Herbert then shared key board responsibilities from BoardSource:
- Maintain integrity and accountability — Nonprofits are accountable to the public at large, Herbert said. The board of directors is the public face of an organization and accountable for its performance and making sure it operates legally and with integrity, she said.
- Determine mission and purpose — “Boards help you grow and shape your mission and purpose, and guide you through the process as you mature. They make sure you’re not straying too far from the mission,” Herbert said. For example, say your mission focuses on unemployment and job training for adults, and your main program is computer training and you have a computer lab set up for the program. If a funder comes to you and wants to do computer training for children who are immigrants to help them learn English, it gets away from the core mission of helping adults. Your board should step in and say it’s probably not the right fit.
- Select and oversee chief executive — responsible for hiring, evaluating and if necessary firing the chief executive.
- Lead organizational planning.
- Ensure adequate resources.
- Strengthen programs or services.
- Assess own performance.
When putting a board together, be sure to enlist committed board members and establish responsible board policies. Committed board members possess the talent, time and treasure (or wisdom, work and wealth) dedicated to your organization.

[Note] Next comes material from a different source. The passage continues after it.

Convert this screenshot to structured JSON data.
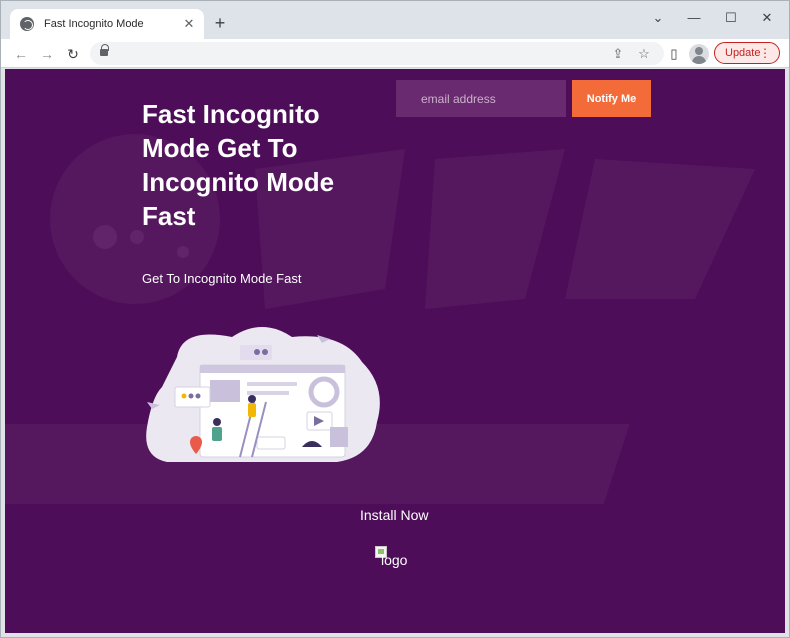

- Talent/wisdom: It’s situational for every organization. You want experts in a certain program area, lawyers, accountants, PR people, etc.
- Time/work: People willing to put in time to help the organization be successful. Board members may need to do some of the work, especially for startups, and have to come to meetings.
- Treasure/wealth: Board members must be able to write checks and find others who can and will as well. “I don’t want you to think you have to find only wealthy people to be on your board,” Herbert said. Not everyone on your board has to be rich, she added, but the people on your board need to do a couple of things:
- Personally support the organization — “That doesn’t mean they have to give you huge amounts of money, but making an amount that’s significant to their means,” Herbert said. “From an external point of view or foundation point of view, if your core stakeholders (your board members) aren’t giving to your organization, why should anyone else?”
- Help bring in other resources — be willing to help fundraise.
- Establish board policies — conflict of interest policies, disclosure statements; must put loyalty to the organization above personal preferences.